An ADBC driver is a library that enables applications to interact with a data system through the ADBC API.

ADBC drivers can be implemented in different languages including C++, C#, Go, and Rust. A driver can be imported directly into an application that’s implemented in the same language, but more often it is compiled into a shared library (a .so file for Linux, a .dylib file for macOS, or a .dll file for Windows) and dynamically loaded into an application in any supported language using a driver manager.
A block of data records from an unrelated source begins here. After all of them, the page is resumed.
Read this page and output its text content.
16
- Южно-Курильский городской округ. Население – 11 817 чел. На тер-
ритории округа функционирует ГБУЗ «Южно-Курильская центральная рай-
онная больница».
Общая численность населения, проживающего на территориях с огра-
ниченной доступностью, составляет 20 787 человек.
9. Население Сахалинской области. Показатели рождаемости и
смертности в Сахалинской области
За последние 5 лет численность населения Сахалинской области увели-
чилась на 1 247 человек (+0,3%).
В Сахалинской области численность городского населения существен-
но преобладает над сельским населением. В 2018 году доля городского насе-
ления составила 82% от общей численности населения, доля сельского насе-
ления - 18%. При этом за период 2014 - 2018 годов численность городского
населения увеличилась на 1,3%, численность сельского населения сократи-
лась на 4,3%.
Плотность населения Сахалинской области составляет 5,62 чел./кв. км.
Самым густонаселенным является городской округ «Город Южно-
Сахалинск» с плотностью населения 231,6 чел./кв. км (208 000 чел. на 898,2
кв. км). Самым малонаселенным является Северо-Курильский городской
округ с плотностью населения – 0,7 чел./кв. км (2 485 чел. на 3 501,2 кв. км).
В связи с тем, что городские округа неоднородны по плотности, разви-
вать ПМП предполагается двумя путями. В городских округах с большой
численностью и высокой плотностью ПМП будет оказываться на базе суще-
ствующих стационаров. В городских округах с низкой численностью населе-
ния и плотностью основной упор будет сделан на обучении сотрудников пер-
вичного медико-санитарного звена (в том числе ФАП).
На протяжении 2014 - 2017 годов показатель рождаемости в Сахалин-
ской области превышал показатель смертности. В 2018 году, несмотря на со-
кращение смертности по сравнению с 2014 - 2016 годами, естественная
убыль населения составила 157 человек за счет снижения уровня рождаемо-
Many ADBC drivers are available to install from driver registries. You can use dbc to search for and install them.

ADBC driver manager

An ADBC driver manager is a library that acts as an intermediary between a client application and ADBC drivers. Instead of linking directly to one or more drivers, the application links to the driver manager, which locates and dynamically loads drivers. ADBC driver managers are available for many languages including C++, C#, Go, Java, Node.js, R, Rust, and Python.

ADBC driver manifest

An ADBC driver manifest is a TOML (.toml) configuration file that describes an ADBC driver, its capabilities, and how to load it. Driver manifests simplify the installation, management, location, and loading of drivers.

ADBC driver registry

An ADBC driver registry is a repository of ADBC drivers available for discovery and installation. Drivers in a registry are pre-built, code-signed, and notarized. Columnar maintains the default public driver registry from which dbc installs drivers.

Apache Arrow

Apache Arrow is a universal columnar data format. The Arrow format can hold data in memory, send data over a network, or store data on disk. It supports zero-copy operations.
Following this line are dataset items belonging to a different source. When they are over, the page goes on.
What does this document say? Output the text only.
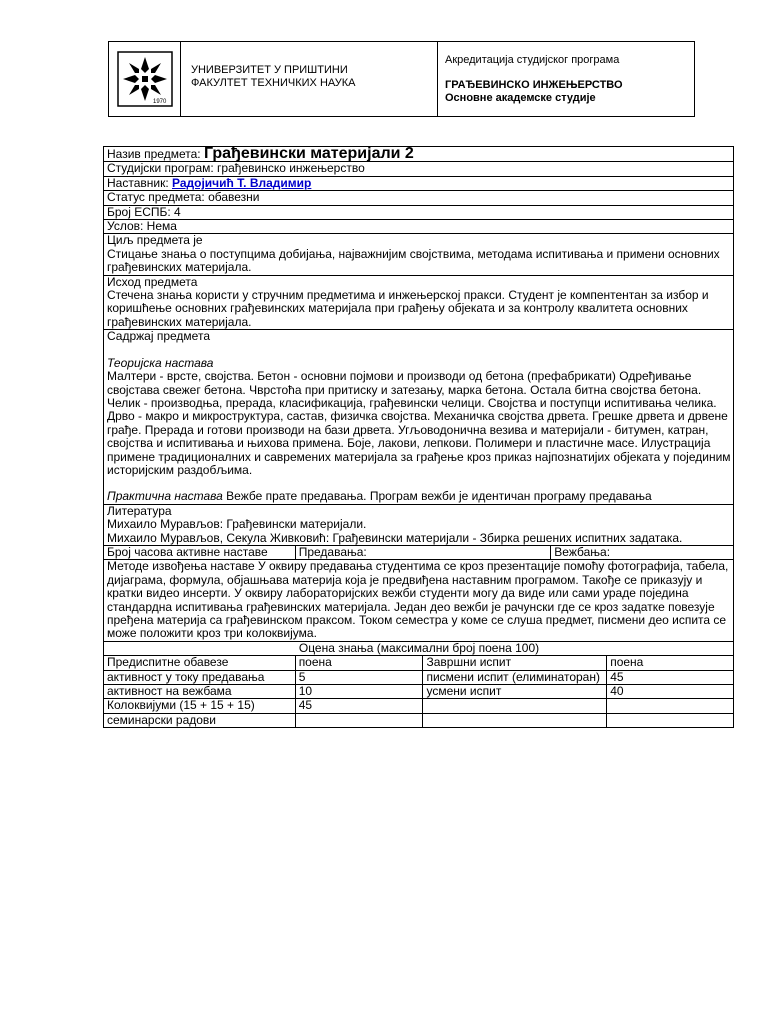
1970
УНИВЕРЗИТЕТ У ПРИШТИНИ
ФАКУЛТЕТ ТЕХНИЧКИХ НАУКА
Акредитација студијског програма
ГРАЂЕВИНСКО ИНЖЕЊЕРСТВО
Основне академске студије
Назив предмета: Грађевински материјали 2				
Студијски програм: грађевинско инжењерство				
Наставник: Радојичић Т. Владимир				
Статус предмета: обавезни				
Број ЕСПБ: 4				
Услов: Нема				

Циљ предмета је
Стицање знања о поступцима добијања, најважнијим својствима, методама испитивања и примени основних грађевинских материјала.				

Исход предмета
Стечена знања користи у стручним предметима и инжењерској пракси. Студент је компентентан за избор и коришћење основних грађевинских материјала при грађењу објеката и за контролу квалитета основних грађевинских материјала.				

Садржај предмета
Теоријска настава
Малтери - врсте, својства. Бетон - основни појмови и производи од бетона (префабрикати) Одређивање својстава свежег бетона. Чврстоћа при притиску и затезању, марка бетона. Остала битна својства бетона. Челик - производња, прерада, класификација, грађевински челици. Својства и поступци испитивања челика. Дрво - макро и микроструктура, састав, физичка својства. Механичка својства дрвета. Грешке дрвета и дрвене грађе. Прерада и готови производи на бази дрвета. Угљоводонична везива и материјали - битумен, катран, својства и испитивања и њихова примена. Боје, лакови, лепкови. Полимери и пластичне масе. Илустрација примене традиционалних и савремених материјала за грађење кроз приказ најпознатијих објеката у појединим историјским раздобљима.
Практична настава Вежбе прате предавања. Програм вежби је идентичан програму предавања				

Литература
Михаило Мурављов: Грађевински материјали.
Михаило Мурављов, Секула Живковић: Грађевински материјали - Збирка решених испитних задатака.				

Број часова активне наставе	Предавања:		Вежбања:	
Методе извођења наставе У оквиру предавања студентима се кроз презентације помоћу фотографија, табела, дијаграма, формула, објашњава материја која је предвиђена наставним програмом. Такође се приказују и кратки видео инсерти. У оквиру лабораторијских вежби студенти могу да виде или сами ураде поједина стандардна испитивања грађевинских материјала. Један део вежби је рачунски где се кроз задатке повезује пређена материја са грађевинском праксом. Током семестра у коме се слуша предмет, писмени део испита се може положити кроз три колоквијума.				
Оцена знања (максимални број поена 100)				
Предиспитне обавезе	поена	Завршни испит		поена
активност у току предавања	5	писмени испит (елиминаторан)		45
активност на вежбама	10	усмени испит		40
Колоквијуми (15 + 15 + 15)	45			
семинарски радови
Apache Arrow is also the name of the open source project that created and maintains the Arrow columnar format and the set of tools built around it which enable fast data interchange and in-memory analytics across multiple languages. ADBC and Flight SQL are subprojects of the Arrow project.

Columnar format

A columnar (column-oriented) data format holds the values for each column in contiguous blocks of memory. This is in contrast to a row-oriented data format, which holds the values for each row in contiguous blocks of memory. Apache Arrow is a columnar format.

Columnar formats are widely used in analytic data systems because they speed up the most common types of analytic queries.

dbc

dbc is the command-line tool for installing and managing ADBC drivers. It downloads drivers from driver registries and installs driver manifests to help driver managers find and load them. It works across macOS, Linux, and Windows.

Flight SQL

Arrow Flight SQL is a high-performance client-server protocol for databases, query engines, and data platforms. It exchanges data between the client and server in Apache Arrow columnar format.

There is an ADBC driver for Flight SQL that makes any Flight SQL-compatible system accessible through the ADBC API.

JDBC

JDBC (Java Database Connectivity) is a data access API specification and driver standard for Java that delivers data in a row-oriented format.

ODBC

ODBC (Open Database Connectivity) is a multi-language data access API specification and driver standard that delivers data in a row-oriented format.

Zero-copy

A zero-copy operation is one in which data is transferred from one medium to another without creating any intermediate copies. When a data format supports zero-copy operations, its structure in memory is the same as its structure on disk or on the network. So, for example, data can be read off the network directly into a usable structure in memory without performing any intermediate copies or conversions. Apache Arrow supports zero-copy operations.